In case anyone is interested in any of my past posts, an archive list can be found at the bottom of this page. I'd appreciate any feedback you may have by sending me an e-mail note--jertrav33@aol.com. Thanks for your interest.

Thursday, March 15

Charlie & Old Recipes

Another Charlie update. Here, he’s sleeping in his favorite cat bed on a rocking chair. But, unlike most cats who tend to curl up when sleeping in a cat bed, Charlie seems to just drip out of the bed, all arms and legs hanging as well as his head. He’s a clown and we love him dearly.

Rosalie and I were reminiscing about the kinds of things we cooked and ate when we were first married. Naturally, one of the things we remembered was the old Chef Boyardee pizza kit. Back in the early sixties, one couldn’t find pizza just anywhere, especially not in the Midwest. And we didn’t know about all the things available today in pizzas. Back then, we rolled out the dough, put on the tomato sauce and parmesan cheese, and I think we sprinkled on browned hamburger. And away we went. Homemade Midwestern pizza.

That memory led to others. We’d buy a whole chicken, cut it up, fry it, and then eat the whole damn thing, just the two of us. I guess chickens then must have been smaller than the ones I now see in the store. Or maybe we were just gluttonous pigs in our youth. Back then, you could still buy chicken gizzards in a small carton. I don’t know if modern chickens no longer have gizzards or if the markets are grinding them up for some other chicken delight. In any case, they don’t seem to be for sale anymore. Also, back then, we didn’t worry too much about calories or fat content. So a good many meals consisted of a cream sauce with all sorts of things added (one at a time, not all together): chipped beef, tuna, hard cooked eggs, browned hamburger (the old army SOS), cheese, chicken chunks, ham, Spam, bologna, assorted veggies.
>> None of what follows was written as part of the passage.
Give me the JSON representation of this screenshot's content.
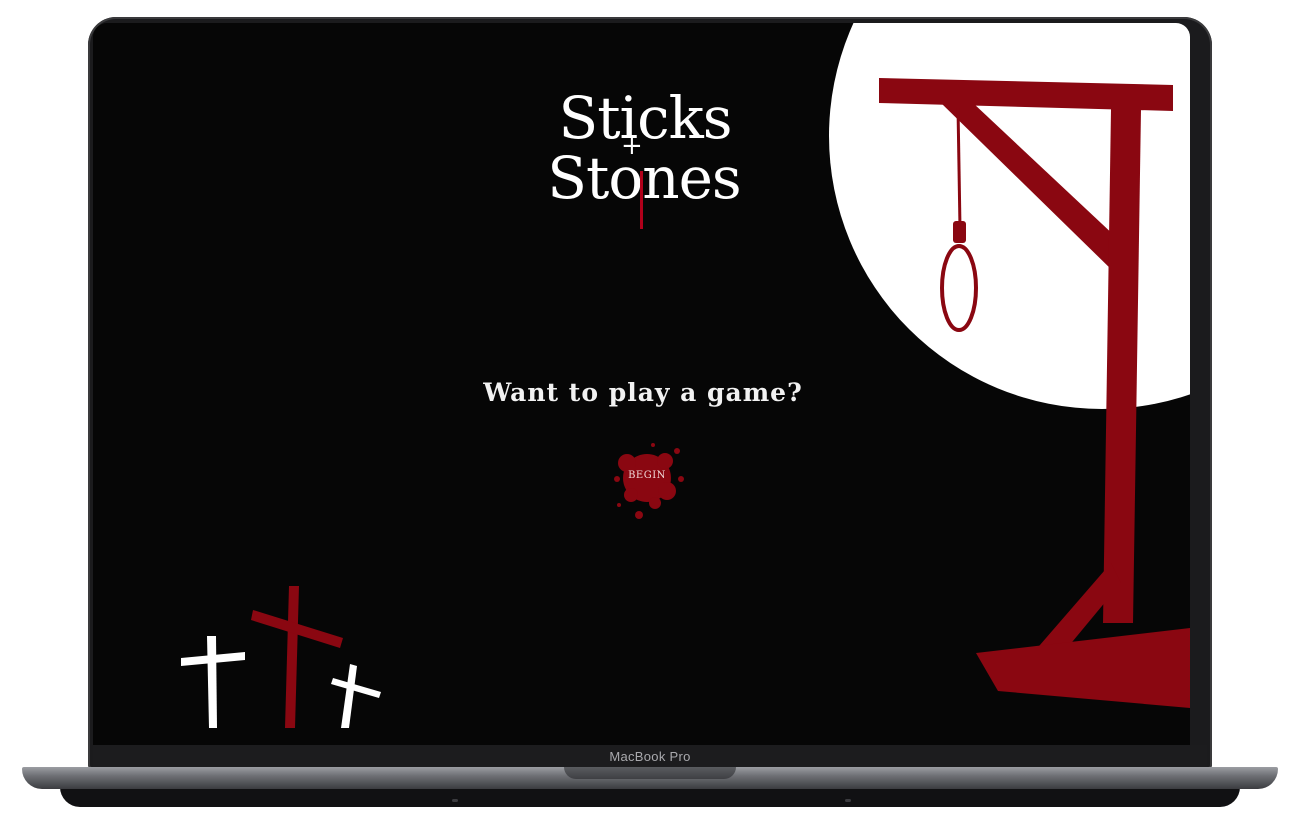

The sauced stuff could then go on toast or crackers or mashed potatoes or egg noodles. The list seems almost endless. Cream sauce, the wonder ingredient that led to hardened arteries. I even once tried my hand at a soufflé. I can’t remember how I did it or what else went into it besides the eggs. It must not have been very memorable since I tried it only once. Ah, the memories.